Air source heat pumps are most commonly found in 2 forms: air source and ground source.
Both operate on the same basis, but as the name suggests, gather their energy from a different source. Other types such as water source are also available but are far less common.
Air source heat pump
- Cheaper to install
- Far less disruption (no need for groundworks generally)
- More efficient in warmer weathers (spring and autumn months where the ambient air temperature is warmer)
- Qualify for £5,000 government funding via the Boiler Upgrade Scheme (subject to eligibility)
- Maximum output of around 16.5kW, which is roughly enough for your typical 5 bed detached bungalow, or 5 bed Victorian townhouse (based on a standard 100amp single phase electricity supply. Lager units/multiple units can be installed if 3 phase is available).
- Necessity for external units which some deem unsightly
- Less efficient than ground source heat pumps when ambient external temperature is very low
Ground Source Heat Pump
- Maximum output of around 24kW on a standard 100amp single phases electricity supply (larger units/multiple units can be installed if 3 phase is available)
- Same efficiency all year round (due to the depth of the external heat exchanger pipework being buried at a depth which is consistent all year), meaning on average a ground source heat pump will be slightly more efficient than an air source (when taking an average over 12 months)
- No external air condenser visible (all pipework outside is buried beneath the ground
- Qualify for £6,000 government funding via the Boiler Upgrade Scheme (subject to eligibility)
- Expensive to install (generally large amounts of groundworks needed to for the external collector loops).

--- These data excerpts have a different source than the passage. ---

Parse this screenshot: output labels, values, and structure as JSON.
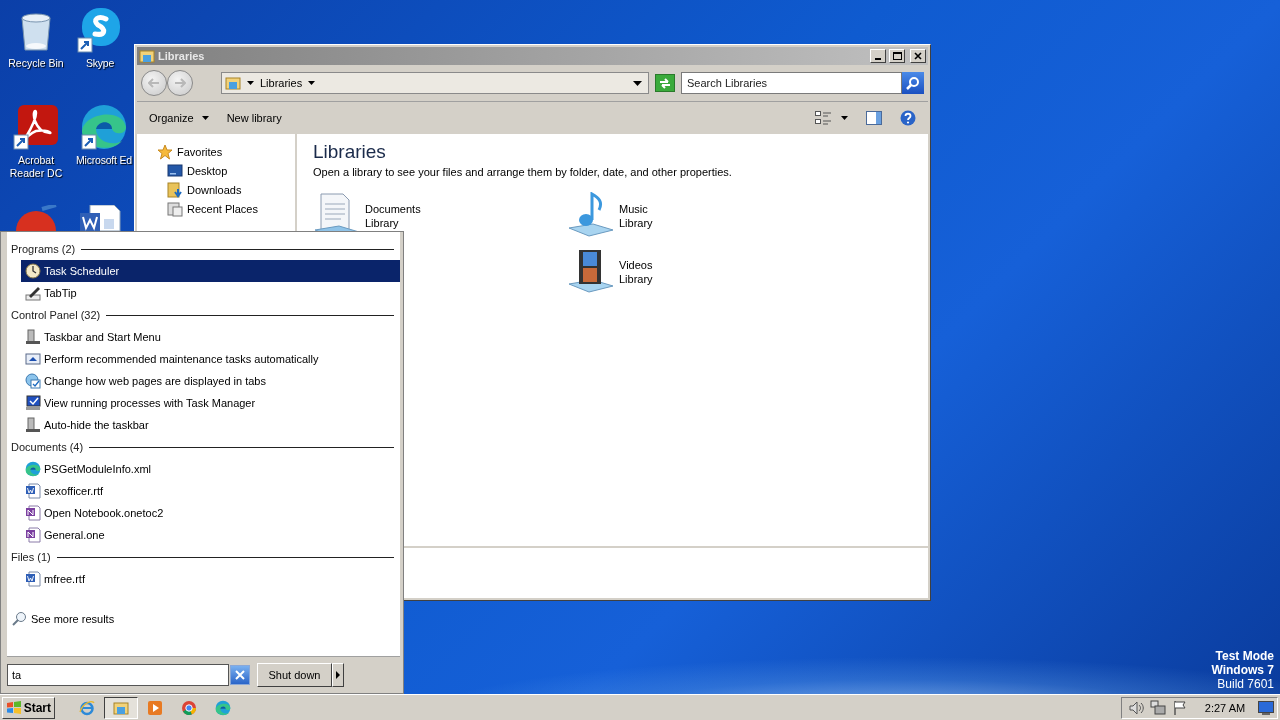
{
  "desktop": {
    "icons": [
      {
        "kind": "recycle-bin",
        "label": "Recycle Bin"
      },
      {
        "kind": "skype",
        "label": "Skype"
      },
      {
        "kind": "acrobat",
        "label": "Acrobat Reader DC"
      },
      {
        "kind": "edge",
        "label": "Microsoft Ed"
      },
      {
        "kind": "ccleaner"
      },
      {
        "kind": "word-doc"
      }
    ],
    "system_text": [
      {
        "text": "Test Mode",
        "bold": true
      },
      {
        "text": "Windows 7",
        "bold": true
      },
      {
        "text": "Build 7601",
        "bold": false
      }
    ]
  },
  "explorer": {
    "title": "Libraries",
    "crumbs": [
      "Libraries"
    ],
    "search_placeholder": "Search Libraries",
    "commands": [
      "Organize",
      "New library"
    ],
    "nav": [
      {
        "label": "Favorites",
        "kind": "star",
        "children": [
          {
            "label": "Desktop",
            "kind": "desktop"
          },
          {
            "label": "Downloads",
            "kind": "downloads"
          },
          {
            "label": "Recent Places",
            "kind": "recent"
          }
        ]
      }
    ],
    "heading": "Libraries",
    "description": "Open a library to see your files and arrange them by folder, date, and other properties.",
    "libraries": [
      {
        "kind": "documents",
        "name": "Documents",
        "sub": "Library"
      },
      {
        "kind": "music",
        "name": "Music",
        "sub": "Library"
      },
      {
        "kind": "videos",
        "name": "Videos",
        "sub": "Library"
      }
    ]
  },
  "start_menu": {
    "groups": [
      {
        "title": "Programs (2)",
        "items": [
          {
            "kind": "clock",
            "label": "Task Scheduler",
            "selected": true
          },
          {
            "kind": "pen",
            "label": "TabTip",
            "selected": false
          }
        ]
      },
      {
        "title": "Control Panel (32)",
        "items": [
          {
            "kind": "taskbar",
            "label": "Taskbar and Start Menu",
            "selected": false
          },
          {
            "kind": "maintenance",
            "label": "Perform recommended maintenance tasks automatically",
            "selected": false
          },
          {
            "kind": "web-options",
            "label": "Change how web pages are displayed in tabs",
            "selected": false
          },
          {
            "kind": "monitor-check",
            "label": "View running processes with Task Manager",
            "selected": false
          },
          {
            "kind": "taskbar",
            "label": "Auto-hide the taskbar",
            "selected": false
          }
        ]
      },
      {
        "title": "Documents (4)",
        "items": [
          {
            "kind": "edge",
            "label": "PSGetModuleInfo.xml",
            "selected": false
          },
          {
            "kind": "word",
            "label": "sexofficer.rtf",
            "selected": false
          },
          {
            "kind": "onenote",
            "label": "Open Notebook.onetoc2",
            "selected": false
          },
          {
            "kind": "onenote",
            "label": "General.one",
            "selected": false
          }
        ]
      },
      {
        "title": "Files (1)",
        "items": [
          {
            "kind": "word",
            "label": "mfree.rtf",
            "selected": false
          }
        ]
      }
    ],
    "see_more": "See more results",
    "search_value": "ta",
    "shutdown": "Shut down"
  },
  "taskbar": {
    "start": "Start",
    "buttons": [
      {
        "kind": "ie",
        "selected": false
      },
      {
        "kind": "explorer",
        "selected": true
      },
      {
        "kind": "media",
        "selected": false
      },
      {
        "kind": "chrome",
        "selected": false
      },
      {
        "kind": "edge",
        "selected": false
      }
    ],
    "tray": [
      {
        "kind": "speaker"
      },
      {
        "kind": "network"
      },
      {
        "kind": "flag"
      }
    ],
    "clock": "2:27 AM"
  }
}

These can be installed in horizontal runs (trenches), or boreholes (if space is limited)
- Larger space required internally for all the plant and equipment
Our general guidelines when it comes to air source heat pumps vs ground source heat pumps is the capacity requirement of the property. For example, if your property requires less than 16.5kW to heat then an air source heat pump is generally the most suitable and cost-effective option.
If your property requires more than 16.5kW to heat, then it is worth investigating ground source heat pumps. Of course, there are exceptions to this rule, and all properties are assessed individually to come up with the best suited technology.